In other words, it isn't until the finger client is started with the
connection redirected to DECnet that the server is ready to accept
another connection. That has what I would consider to be noticeable
latency, particularly on failure. An error doesn't really matter
for SMTP as it is a background task and just tries again, later. An
interactive finger on the other hand, has a user sitting there
waiting for a response, so it seemed to me that this wasn't really
going to cutit.
I took the model of the Tops-20 FAL server, which has a single
control fork, looking for illness in sub-forks, all of which open
their own FAL server object. The new finger controller now starts
separate FNGSRV sub-server forks, creating a FINGER sub-fork for
each, gets all the communications lined up, and starts all the FNGSRV
sub-forks to listen for connections.
This has the advantage of not clobbering the system on FNGSRV startup
because resources are gotten or creating sequentially, so there isn't
much for a FNGSRV sub-fork to do except wait for a connection and
manage its own single FINGER sub-fork.
Startup resource allocation looks like this:
[Fork FNGSRV opening PIP:1;RECORD-LENGTH:200 for writing]
[Fork FNGSRV opening PIP:1.1 for reading]
[Fork FNGSRV opening SRV:117 for reading, writing]
[Fork FNGSRV opening PIP:2;RECORD-LENGTH:200 for writing]
[Fork FNGSRV opening PIP:2.2 for reading]
[Fork FNGSRV opening SRV:117 for reading, writing]

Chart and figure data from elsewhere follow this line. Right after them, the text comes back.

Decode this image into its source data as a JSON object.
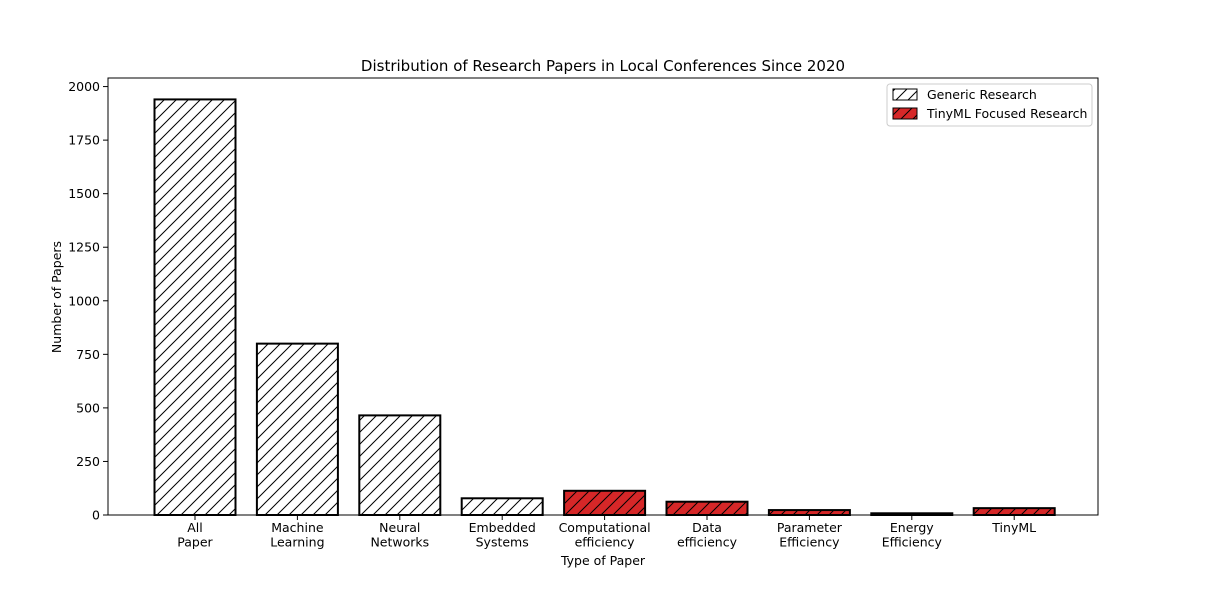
{
  "chart_data": {
    "type": "bar",
    "title": "Distribution of Research Papers in Local Conferences Since 2020",
    "xlabel": "Type of Paper",
    "ylabel": "Number of Papers",
    "ylim": [
      0,
      2040
    ],
    "yticks": [
      0,
      250,
      500,
      750,
      1000,
      1250,
      1500,
      1750,
      2000
    ],
    "grid": false,
    "legend_position": "top-right",
    "categories": [
      [
        "All",
        "Paper"
      ],
      [
        "Machine",
        "Learning"
      ],
      [
        "Neural",
        "Networks"
      ],
      [
        "Embedded",
        "Systems"
      ],
      [
        "Computational",
        "efficiency"
      ],
      [
        "Data",
        "efficiency"
      ],
      [
        "Parameter",
        "Efficiency"
      ],
      [
        "Energy",
        "Efficiency"
      ],
      [
        "TinyML"
      ]
    ],
    "values": [
      1940,
      800,
      465,
      78,
      113,
      62,
      23,
      8,
      32
    ],
    "groups": [
      "generic",
      "generic",
      "generic",
      "generic",
      "tinyml",
      "tinyml",
      "tinyml",
      "tinyml",
      "tinyml"
    ],
    "series": [
      {
        "key": "generic",
        "name": "Generic Research",
        "color": "#ffffff",
        "hatch": "diagonal"
      },
      {
        "key": "tinyml",
        "name": "TinyML Focused Research",
        "color": "#d62728",
        "hatch": "diagonal"
      }
    ]
  }
}
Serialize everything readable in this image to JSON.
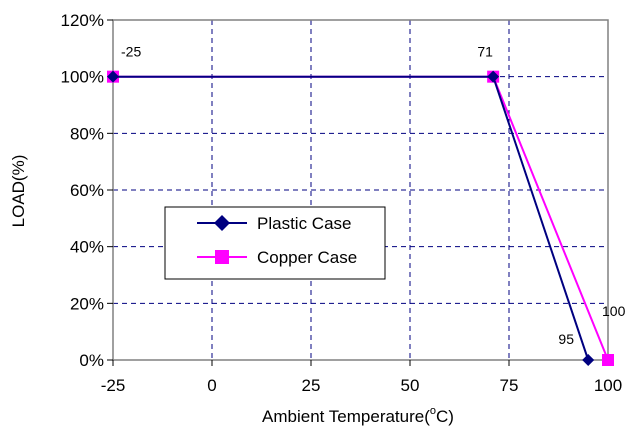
{
  "chart_data": {
    "type": "line",
    "xlabel": "Ambient Temperature(",
    "xlabel_sup": "o",
    "xlabel_tail": "C)",
    "ylabel": "LOAD(%)",
    "xlim": [
      -25,
      100
    ],
    "ylim": [
      0,
      120
    ],
    "x_ticks": [
      -25,
      0,
      25,
      50,
      75,
      100
    ],
    "x_tick_labels": [
      "-25",
      "0",
      "25",
      "50",
      "75",
      "100"
    ],
    "y_ticks": [
      0,
      20,
      40,
      60,
      80,
      100,
      120
    ],
    "y_tick_labels": [
      "0%",
      "20%",
      "40%",
      "60%",
      "80%",
      "100%",
      "120%"
    ],
    "grid": true,
    "legend_position": "center-left",
    "series": [
      {
        "name": "Plastic Case",
        "color": "#000080",
        "marker": "diamond",
        "x": [
          -25,
          71,
          95
        ],
        "y": [
          100,
          100,
          0
        ]
      },
      {
        "name": "Copper Case",
        "color": "#ff00ff",
        "marker": "square",
        "x": [
          -25,
          71,
          100
        ],
        "y": [
          100,
          100,
          0
        ]
      }
    ],
    "annotations": [
      {
        "text": "-25",
        "x": -25,
        "y": 100
      },
      {
        "text": "71",
        "x": 71,
        "y": 100
      },
      {
        "text": "95",
        "x": 95,
        "y": 0
      },
      {
        "text": "100",
        "x": 100,
        "y": 0
      }
    ]
  }
}
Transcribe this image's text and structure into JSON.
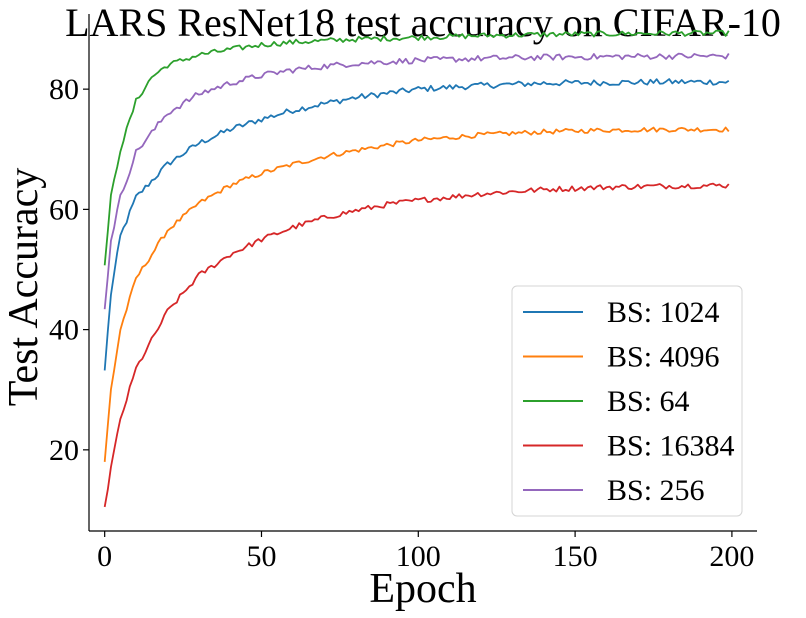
{
  "chart_data": {
    "type": "line",
    "title": "LARS ResNet18 test accuracy on CIFAR-10",
    "xlabel": "Epoch",
    "ylabel": "Test Accuracy",
    "xlim": [
      -5,
      208
    ],
    "ylim": [
      6.5,
      92.5
    ],
    "xticks": [
      0,
      50,
      100,
      150,
      200
    ],
    "yticks": [
      20,
      40,
      60,
      80
    ],
    "grid": false,
    "legend_position": "lower-right",
    "epochs": 200,
    "series": [
      {
        "name": "BS: 1024",
        "color": "#1f77b4",
        "points": [
          [
            0,
            33.2
          ],
          [
            2,
            46
          ],
          [
            5,
            55.5
          ],
          [
            10,
            62
          ],
          [
            20,
            67.5
          ],
          [
            30,
            71
          ],
          [
            40,
            73.3
          ],
          [
            50,
            75
          ],
          [
            60,
            76.5
          ],
          [
            70,
            77.6
          ],
          [
            80,
            78.6
          ],
          [
            90,
            79.3
          ],
          [
            100,
            80
          ],
          [
            120,
            80.6
          ],
          [
            140,
            81
          ],
          [
            160,
            81.1
          ],
          [
            180,
            81.2
          ],
          [
            199,
            81.2
          ]
        ],
        "noise": 0.5
      },
      {
        "name": "BS: 4096",
        "color": "#ff7f0e",
        "points": [
          [
            0,
            18
          ],
          [
            2,
            30
          ],
          [
            5,
            40
          ],
          [
            10,
            48.5
          ],
          [
            20,
            56.5
          ],
          [
            30,
            61
          ],
          [
            40,
            64
          ],
          [
            50,
            66
          ],
          [
            60,
            67.5
          ],
          [
            70,
            68.8
          ],
          [
            80,
            69.8
          ],
          [
            90,
            70.7
          ],
          [
            100,
            71.5
          ],
          [
            120,
            72.4
          ],
          [
            140,
            72.9
          ],
          [
            160,
            73.2
          ],
          [
            180,
            73.3
          ],
          [
            199,
            73.3
          ]
        ],
        "noise": 0.4
      },
      {
        "name": "BS: 64",
        "color": "#2ca02c",
        "points": [
          [
            0,
            50.7
          ],
          [
            2,
            62
          ],
          [
            5,
            70
          ],
          [
            10,
            78
          ],
          [
            15,
            82
          ],
          [
            20,
            84
          ],
          [
            30,
            85.7
          ],
          [
            40,
            86.6
          ],
          [
            50,
            87.4
          ],
          [
            60,
            87.8
          ],
          [
            80,
            88.3
          ],
          [
            100,
            88.6
          ],
          [
            120,
            88.9
          ],
          [
            140,
            89.1
          ],
          [
            160,
            89.2
          ],
          [
            180,
            89.3
          ],
          [
            199,
            89.3
          ]
        ],
        "noise": 0.45
      },
      {
        "name": "BS: 16384",
        "color": "#d62728",
        "points": [
          [
            0,
            10.5
          ],
          [
            2,
            17
          ],
          [
            5,
            25
          ],
          [
            10,
            33.5
          ],
          [
            20,
            43
          ],
          [
            30,
            49
          ],
          [
            40,
            52.5
          ],
          [
            50,
            55
          ],
          [
            60,
            57
          ],
          [
            70,
            58.6
          ],
          [
            80,
            59.8
          ],
          [
            90,
            60.8
          ],
          [
            100,
            61.5
          ],
          [
            120,
            62.6
          ],
          [
            140,
            63.3
          ],
          [
            160,
            63.7
          ],
          [
            180,
            63.9
          ],
          [
            199,
            64
          ]
        ],
        "noise": 0.45
      },
      {
        "name": "BS: 256",
        "color": "#9467bd",
        "points": [
          [
            0,
            43.4
          ],
          [
            2,
            55
          ],
          [
            5,
            62
          ],
          [
            10,
            69.5
          ],
          [
            20,
            76
          ],
          [
            30,
            79.2
          ],
          [
            40,
            81
          ],
          [
            50,
            82.3
          ],
          [
            60,
            83.2
          ],
          [
            70,
            83.8
          ],
          [
            80,
            84.3
          ],
          [
            100,
            84.8
          ],
          [
            120,
            85.1
          ],
          [
            140,
            85.3
          ],
          [
            160,
            85.4
          ],
          [
            180,
            85.5
          ],
          [
            199,
            85.5
          ]
        ],
        "noise": 0.5
      }
    ]
  }
}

[Fork FNGSRV opening PIP:3;RECORD-LENGTH:200 for writing]
[Fork FNGSRV opening PIP:3.3 for reading]
[Fork FNGSRV opening SRV:117 for reading, writing]
The resulting JFN's being:
JFN File Mode Bytes(Size)
2 FNGSRV.EXE.330 Read, Execute
3 FINGER.EXE.116 Read, Execute
15 PIP:1;RECORD-LENGTH:200 Append 0.(8)
16 PIP:1.1 Read 0.(8)
17 SRV:117 Read, Append 0.(8)
20 PIP:2;RECORD-LENGTH:200 Append 0.(8)
21 PIP:2.2 Read 0.(8)
22 SRV:117 Read, Append 0.(8)
23 PIP:3;RECORD-LENGTH:200 Append 0.(8)
24 PIP:3.3 Read 0.(8)
25 SRV:117 Read, Append 0.(8)
The resulting fork structure is:
=> FNGSRV (2): HALT at STARTS+13, 0.02719
Fork 12: HALT at 0, 0.00018
Fork 13: HALT at 0, 0.00016
Fork 10: HALT at 0, 0.00012
Fork 11: HALT at 0, 0.00012
Fork 6: HALT at 0, 0.00008
Fork 7: HALT at 0, 0.00007
So fork 2 is the finger server controller, forks 12, 10, and 6 are
finger server sub-forks, and forks 13, 11, and 7 are the respective
Tops-20 finger clients. Times are in tens of microseconds, the
maximum resolution that Tops-20 supports. What can be seen is that
fork creation is happening in sub-millisecond time. This was not the
case in the 1980's with KL10's (I /think/), and modifications were
necessary to Tops-20 and the EXEC to capture the increased resolution.
I guess I'll have another version ready in about two weeks.